Lacson is a signatory to proposed Joint Resolution No. 1, which seeks to make the budgetary process transparent by opening the bicameral committee deliberations to the public.
The five-man Senate minority bloc – composed of Senate minority leader Vicente Sotto III and Senators Lacson, Juan Miguel Zubiri, Loren Legarda and Risa Hontiveros – and Senators Francis Pangilinan and Paolo Benigno Aquino filed the resolution on Tuesday.
The seven senators said they do not want a repeat of the controversy that attended the bicameral hearings on the 2025 national budget, where lawmakers reduced the allocation for the education sector and allegedly padded the appropriation for flood control projects.
“The bicameral conference committee deliberations on the 2025 General Appropriations Bill, which was eventually signed into law as RA 12116, were attended by budget irregularities and distortions. The most serious irregularity was the violation of the constitutionally mandated provision that education shall have the highest budgetary priority,” the joint resolution stated.

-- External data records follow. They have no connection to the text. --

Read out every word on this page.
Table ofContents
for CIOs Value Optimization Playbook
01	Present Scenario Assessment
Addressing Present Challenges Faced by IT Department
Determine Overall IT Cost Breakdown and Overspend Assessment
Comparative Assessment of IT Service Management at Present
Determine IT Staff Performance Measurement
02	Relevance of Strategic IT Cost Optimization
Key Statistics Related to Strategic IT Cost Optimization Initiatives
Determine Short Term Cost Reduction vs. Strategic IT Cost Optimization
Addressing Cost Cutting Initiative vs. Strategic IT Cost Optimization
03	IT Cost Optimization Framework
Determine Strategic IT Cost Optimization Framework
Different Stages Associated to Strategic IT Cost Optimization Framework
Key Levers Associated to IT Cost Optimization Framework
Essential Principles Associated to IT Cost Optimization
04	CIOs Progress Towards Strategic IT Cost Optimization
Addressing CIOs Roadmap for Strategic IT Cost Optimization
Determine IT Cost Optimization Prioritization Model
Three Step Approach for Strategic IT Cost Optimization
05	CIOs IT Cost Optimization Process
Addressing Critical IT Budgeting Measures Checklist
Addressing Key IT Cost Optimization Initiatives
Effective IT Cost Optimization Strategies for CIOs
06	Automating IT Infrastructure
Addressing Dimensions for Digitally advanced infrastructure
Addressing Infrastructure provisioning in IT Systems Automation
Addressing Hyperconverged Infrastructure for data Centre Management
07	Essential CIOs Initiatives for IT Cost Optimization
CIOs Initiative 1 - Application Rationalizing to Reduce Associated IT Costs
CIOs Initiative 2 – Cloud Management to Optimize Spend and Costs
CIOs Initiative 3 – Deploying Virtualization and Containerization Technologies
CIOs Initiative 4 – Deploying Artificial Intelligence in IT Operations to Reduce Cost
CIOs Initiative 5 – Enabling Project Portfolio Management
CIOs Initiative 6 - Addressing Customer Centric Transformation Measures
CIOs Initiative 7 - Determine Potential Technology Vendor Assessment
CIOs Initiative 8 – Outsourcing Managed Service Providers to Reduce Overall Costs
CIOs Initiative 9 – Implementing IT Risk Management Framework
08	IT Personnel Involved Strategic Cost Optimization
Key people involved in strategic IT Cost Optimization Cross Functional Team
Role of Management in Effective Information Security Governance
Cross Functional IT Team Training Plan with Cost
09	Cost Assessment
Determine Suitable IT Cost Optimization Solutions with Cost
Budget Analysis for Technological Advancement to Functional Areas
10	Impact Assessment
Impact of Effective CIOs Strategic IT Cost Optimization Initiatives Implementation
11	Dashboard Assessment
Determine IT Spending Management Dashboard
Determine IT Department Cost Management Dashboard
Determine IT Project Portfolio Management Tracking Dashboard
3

It said that “corruption and harmful political insertions in legislation” led to the unequitable use of public funds that affected the vulnerable sectors of society.
They proposed that the bicameral deliberations be made public, whether in person or through digital livestreaming, and that a matrix showing the differences between the budget versions approved by the House of Representatives and the Senate and “how these differences were resolved” be made.
They also want a comprehensive minutes of the meetings, which they said should also be made available to the public.
At the same time, Lacson said ample time should be given to lawmakers to review the final version of the budget bill before it is submitted to Malacañang so that when it or portions of it are vetoed by the President, senators and congressmen can amend it and resubmit it for the Chief Executive’s signature before December 31.
He said this will lessen the pressure on lawmakers into just signing the budget bill without reviewing it first.
“We need ample time to enroll the budget bill and to review and re-enroll it if the President vetoes it. The deadline is December 31. If the President doesn’t sign it by that date, we automatically have a reenacted budget by January 1,” he said.
“There have been new developments toward transparency in the budgeting process because the President himself has said he will not sign a budget that is not aligned with the NEP,” he added.